Quindi nello spirito del rallentare un po’ questo ormai inevitabilmente tetro futuro, la Golf VII l’ho presa a metano, anzi vi dirò di più, a turbometano col Bluemotion, nientemeno. Io veramente credevo che la mia Golf del nuovo millennio sarebbe stata una Golf volante, ma questa si è rivelata purtroppo una utopia leonardesca. Avevo brevemente considerato la Golf elettrica ma era fuori budget (lo spot però è bello e gratis), così ho ripiegato sul turbometano col Bluemotion.

Per il momento ho fatto 250 km con mezzo pieno di gas a ciclo misto, provo un po’ di nostalgia del benzinaio perché era gentile, però ho usato il bancomat una volta di meno, alla faccia di Renzi e delle accise. Devo ammettere che sto guidando molto dolcemente, perché negli ultimi 15 anni mi sono resa conto la Golf ha fatto alcuni passi avanti nel comfort di guida (secondo me non ce n’era bisogno ma ben venga) e se guidare la Golf IV era un po’ come montare un bravo cavallo da show jumping, questa Golf VII è un cavallo da dressage. Devi guidare tutto composto, con il busto eretto e le spalle sciolte, con gli aiuti appena percettibili perché è estremamente sensibile e se usi una foga scomposta finisci giustamente lanciato in un fosso con il frustino su un ramo.

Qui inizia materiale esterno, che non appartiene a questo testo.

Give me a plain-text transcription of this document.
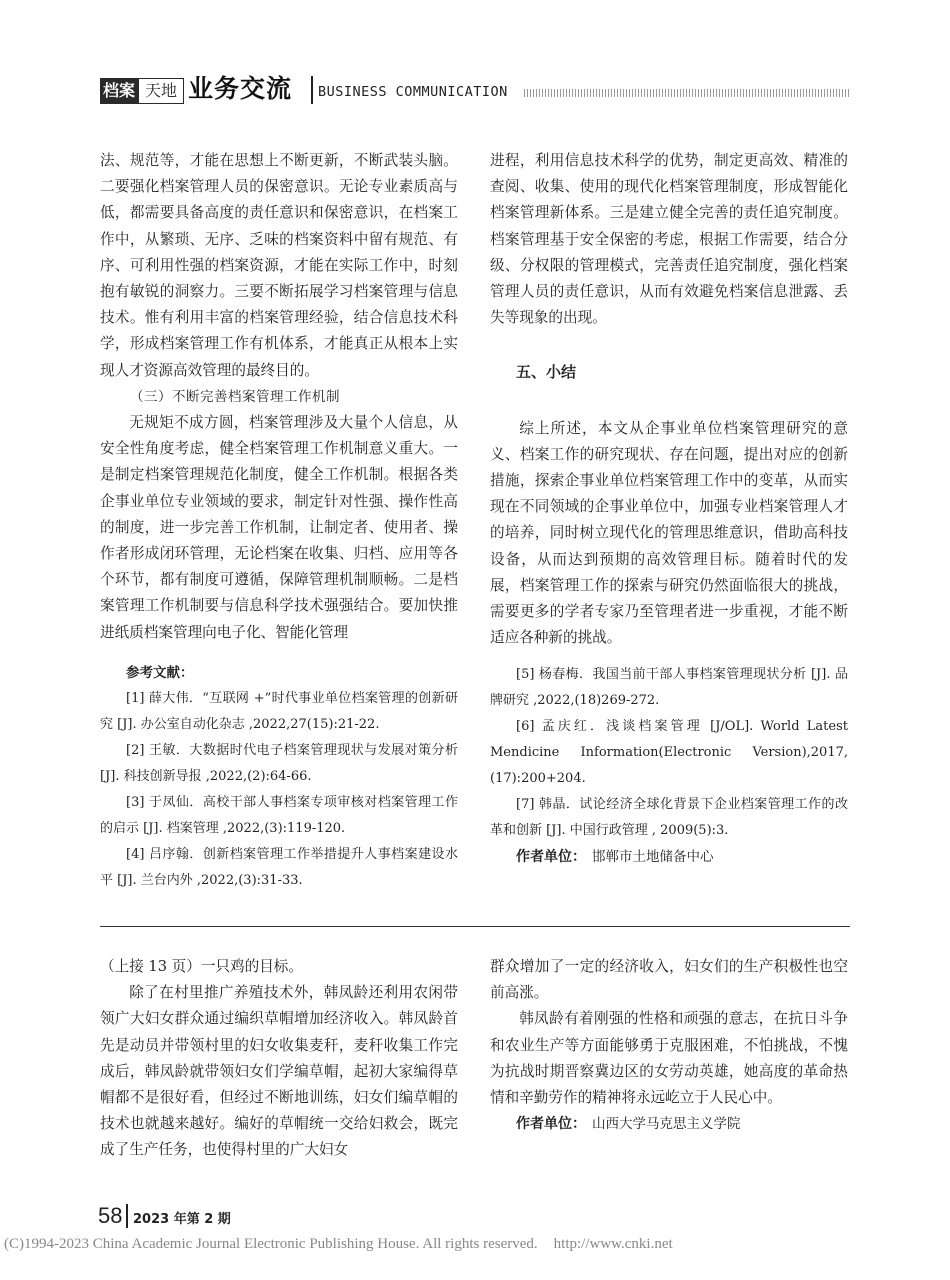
档案 天地 业务交流 BUSINESS COMMUNICATION

法、规范等，才能在思想上不断更新，不断武装头脑。二要强化档案管理人员的保密意识。无论专业素质高与低，都需要具备高度的责任意识和保密意识，在档案工作中，从繁琐、无序、乏味的档案资料中留有规范、有序、可利用性强的档案资源，才能在实际工作中，时刻抱有敏锐的洞察力。三要不断拓展学习档案管理与信息技术。惟有利用丰富的档案管理经验，结合信息技术科学，形成档案管理工作有机体系，才能真正从根本上实现人才资源高效管理的最终目的。

（三）不断完善档案管理工作机制

无规矩不成方圆，档案管理涉及大量个人信息，从安全性角度考虑，健全档案管理工作机制意义重大。一是制定档案管理规范化制度，健全工作机制。根据各类企事业单位专业领域的要求，制定针对性强、操作性高的制度，进一步完善工作机制，让制定者、使用者、操作者形成闭环管理，无论档案在收集、归档、应用等各个环节，都有制度可遵循，保障管理机制顺畅。二是档案管理工作机制要与信息科学技术强强结合。要加快推进纸质档案管理向电子化、智能化管理

进程，利用信息技术科学的优势，制定更高效、精准的查阅、收集、使用的现代化档案管理制度，形成智能化档案管理新体系。三是建立健全完善的责任追究制度。档案管理基于安全保密的考虑，根据工作需要，结合分级、分权限的管理模式，完善责任追究制度，强化档案管理人员的责任意识，从而有效避免档案信息泄露、丢失等现象的出现。

五、小结

综上所述，本文从企事业单位档案管理研究的意义、档案工作的研究现状、存在问题，提出对应的创新措施，探索企事业单位档案管理工作中的变革，从而实现在不同领域的企事业单位中，加强专业档案管理人才的培养，同时树立现代化的管理思维意识，借助高科技设备，从而达到预期的高效管理目标。随着时代的发展，档案管理工作的探索与研究仍然面临很大的挑战，需要更多的学者专家乃至管理者进一步重视，才能不断适应各种新的挑战。

参考文献：

[1] 薛大伟．“互联网 +”时代事业单位档案管理的创新研究 [J]. 办公室自动化杂志 ,2022,27(15):21-22.

[2] 王敏．大数据时代电子档案管理现状与发展对策分析 [J]. 科技创新导报 ,2022,(2):64-66.

[3] 于凤仙．高校干部人事档案专项审核对档案管理工作的启示 [J]. 档案管理 ,2022,(3):119-120.

[4] 吕序翰．创新档案管理工作举措提升人事档案建设水平 [J]. 兰台内外 ,2022,(3):31-33.

[5] 杨春梅．我国当前干部人事档案管理现状分析 [J]. 品牌研究 ,2022,(18)269-272.

[6] 孟庆红．浅谈档案管理 [J/OL]. World Latest Mendicine Information(Electronic Version),2017,(17):200+204.

[7] 韩晶．试论经济全球化背景下企业档案管理工作的改革和创新 [J]. 中国行政管理 , 2009(5):3.

作者单位： 邯郸市土地储备中心

（上接 13 页）一只鸡的目标。

除了在村里推广养殖技术外，韩凤龄还利用农闲带领广大妇女群众通过编织草帽增加经济收入。韩凤龄首先是动员并带领村里的妇女收集麦秆，麦秆收集工作完成后，韩凤龄就带领妇女们学编草帽，起初大家编得草帽都不是很好看，但经过不断地训练，妇女们编草帽的技术也就越来越好。编好的草帽统一交给妇救会，既完成了生产任务，也使得村里的广大妇女

群众增加了一定的经济收入，妇女们的生产积极性也空前高涨。

韩凤龄有着刚强的性格和顽强的意志，在抗日斗争和农业生产等方面能够勇于克服困难，不怕挑战，不愧为抗战时期晋察冀边区的女劳动英雄，她高度的革命热情和辛勤劳作的精神将永远屹立于人民心中。

作者单位： 山西大学马克思主义学院

58 2023 年第 2 期
(C)1994-2023 China Academic Journal Electronic Publishing House. All rights reserved. http://www.cnki.net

Il raggio di sterzata o come si chiama non finisce di sorprendermi, soprattutto dopo aver usato il mese scorso una Mokka a noleggio, un’auto atroce con lo sterzo che non sterza, il turbo che sgasa a caso, i sedili in similplastica e una visibilità sul mondo esterno talmente ridotta che l’orientamente è affidato ad una serie di fastidiosissimi allarmi di prossimità (però devo ammettere che lo spannavetri elimina la condensa all’istante).

Quindi insomma, se dovete affrontare un grosso acquisto, considerate Mirandola. C’è anche un posto bellissimo che si chiama Giardino Botanico La Pica, dove nel mezzo della campagna morta, secca e avvelenata della monocultura padana, sorge una meraviglia di orto botanico con giardino formale (a tela di ragno).

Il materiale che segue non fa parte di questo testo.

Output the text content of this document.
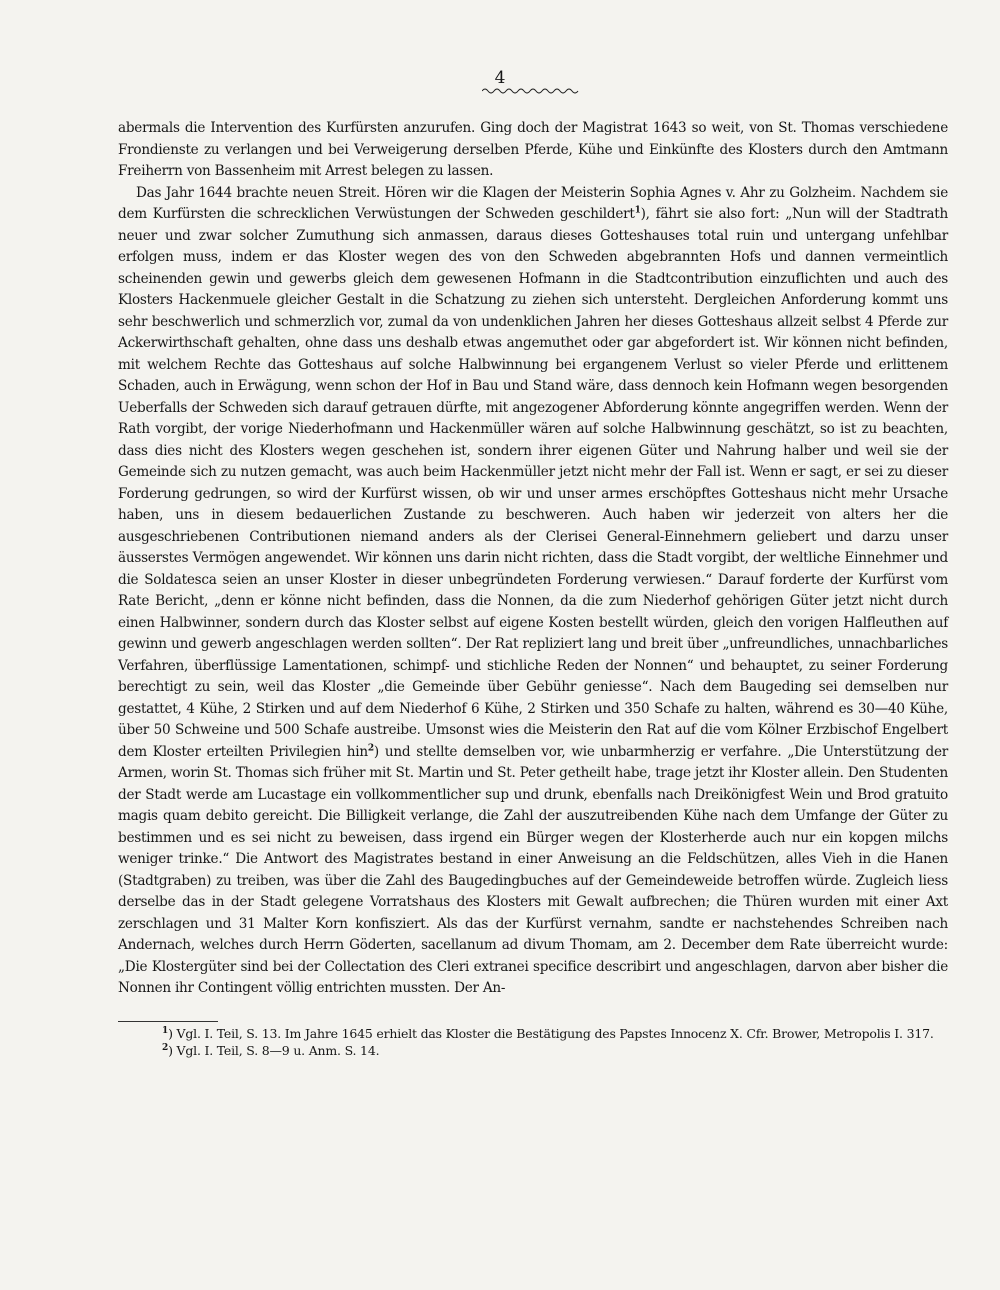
4

abermals die Intervention des Kurfürsten anzurufen. Ging doch der Magistrat 1643 so weit, von St. Thomas verschiedene Frondienste zu verlangen und bei Verweigerung derselben Pferde, Kühe und Einkünfte des Klosters durch den Amtmann Freiherrn von Bassenheim mit Arrest belegen zu lassen.

Das Jahr 1644 brachte neuen Streit. Hören wir die Klagen der Meisterin Sophia Agnes v. Ahr zu Golzheim. Nachdem sie dem Kurfürsten die schrecklichen Verwüstungen der Schweden geschildert$^1$), fährt sie also fort: „Nun will der Stadtrath neuer und zwar solcher Zumuthung sich anmassen, daraus dieses Gotteshauses total ruin und untergang unfehlbar erfolgen muss, indem er das Kloster wegen des von den Schweden abgebrannten Hofs und dannen vermeintlich scheinenden gewin und gewerbs gleich dem gewesenen Hofmann in die Stadtcontribution einzuflichten und auch des Klosters Hackenmuele gleicher Gestalt in die Schatzung zu ziehen sich untersteht. Dergleichen Anforderung kommt uns sehr beschwerlich und schmerzlich vor, zumal da von undenklichen Jahren her dieses Gotteshaus allzeit selbst 4 Pferde zur Ackerwirthschaft gehalten, ohne dass uns deshalb etwas angemuthet oder gar abgefordert ist. Wir können nicht befinden, mit welchem Rechte das Gotteshaus auf solche Halbwinnung bei ergangenem Verlust so vieler Pferde und erlittenem Schaden, auch in Erwägung, wenn schon der Hof in Bau und Stand wäre, dass dennoch kein Hofmann wegen besorgenden Ueberfalls der Schweden sich darauf getrauen dürfte, mit angezogener Abforderung könnte angegriffen werden. Wenn der Rath vorgibt, der vorige Niederhofmann und Hackenmüller wären auf solche Halbwinnung geschätzt, so ist zu beachten, dass dies nicht des Klosters wegen geschehen ist, sondern ihrer eigenen Güter und Nahrung halber und weil sie der Gemeinde sich zu nutzen gemacht, was auch beim Hackenmüller jetzt nicht mehr der Fall ist. Wenn er sagt, er sei zu dieser Forderung gedrungen, so wird der Kurfürst wissen, ob wir und unser armes erschöpftes Gotteshaus nicht mehr Ursache haben, uns in diesem bedauerlichen Zustande zu beschweren. Auch haben wir jederzeit von alters her die ausgeschriebenen Contributionen niemand anders als der Clerisei General-Einnehmern geliebert und darzu unser äusserstes Vermögen angewendet. Wir können uns darin nicht richten, dass die Stadt vorgibt, der weltliche Einnehmer und die Soldatesca seien an unser Kloster in dieser unbegründeten Forderung verwiesen.“ Darauf forderte der Kurfürst vom Rate Bericht, „denn er könne nicht befinden, dass die Nonnen, da die zum Niederhof gehörigen Güter jetzt nicht durch einen Halbwinner, sondern durch das Kloster selbst auf eigene Kosten bestellt würden, gleich den vorigen Halfleuthen auf gewinn und gewerb angeschlagen werden sollten“. Der Rat repliziert lang und breit über „unfreundliches, unnachbarliches Verfahren, überflüssige Lamentationen, schimpf- und stichliche Reden der Nonnen“ und behauptet, zu seiner Forderung berechtigt zu sein, weil das Kloster „die Gemeinde über Gebühr geniesse“. Nach dem Baugeding sei demselben nur gestattet, 4 Kühe, 2 Stirken und auf dem Niederhof 6 Kühe, 2 Stirken und 350 Schafe zu halten, während es 30—40 Kühe, über 50 Schweine und 500 Schafe austreibe. Umsonst wies die Meisterin den Rat auf die vom Kölner Erzbischof Engelbert dem Kloster erteilten Privilegien hin$^2$) und stellte demselben vor, wie unbarmherzig er verfahre. „Die Unterstützung der Armen, worin St. Thomas sich früher mit St. Martin und St. Peter getheilt habe, trage jetzt ihr Kloster allein. Den Studenten der Stadt werde am Lucastage ein vollkommentlicher sup und drunk, ebenfalls nach Dreikönigfest Wein und Brod gratuito magis quam debito gereicht. Die Billigkeit verlange, die Zahl der auszutreibenden Kühe nach dem Umfange der Güter zu bestimmen und es sei nicht zu beweisen, dass irgend ein Bürger wegen der Klosterherde auch nur ein kopgen milchs weniger trinke.“ Die Antwort des Magistrates bestand in einer Anweisung an die Feldschützen, alles Vieh in die Hanen (Stadtgraben) zu treiben, was über die Zahl des Baugedingbuches auf der Gemeindeweide betroffen würde. Zugleich liess derselbe das in der Stadt gelegene Vorratshaus des Klosters mit Gewalt aufbrechen; die Thüren wurden mit einer Axt zerschlagen und 31 Malter Korn konfisziert. Als das der Kurfürst vernahm, sandte er nachstehendes Schreiben nach Andernach, welches durch Herrn Göderten, sacellanum ad divum Thomam, am 2. December dem Rate überreicht wurde: „Die Klostergüter sind bei der Collectation des Cleri extranei specifice describirt und angeschlagen, darvon aber bisher die Nonnen ihr Contingent völlig entrichten mussten. Der An-

$^1$) Vgl. I. Teil, S. 13. Im Jahre 1645 erhielt das Kloster die Bestätigung des Papstes Innocenz X. Cfr. Brower, Metropolis I. 317.

$^2$) Vgl. I. Teil, S. 8—9 u. Anm. S. 14.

Un pomeriggio stavo passeggiando tra gli alberi della Pica quando ho udito una gallina. Mi sono guardata intorno, niente galline. Dov’è la gallina? E’ uno scherzo in stile OITNB? Poi ho visto un occhio, un altro occhio, molti occhi, c’era una dozzina di galline sui rami bassi di un albero, nascoste tra le foglie. Mi sono molto intristita, perché so benissimo che le galline dormono sugli alberi se non vengono confinate, ma sono così poco abituata a vedere galline non da reddito che quando ne vedo una dozzina rimango spaesata. La prima volta che mi hanno detto che le galline dormono (dormirebbero) sugli alberi sono rimasta così basita che me le sono figurata appese a testa in giù come pipistrelli.

Comunque massimo splendore nel mese di giugno.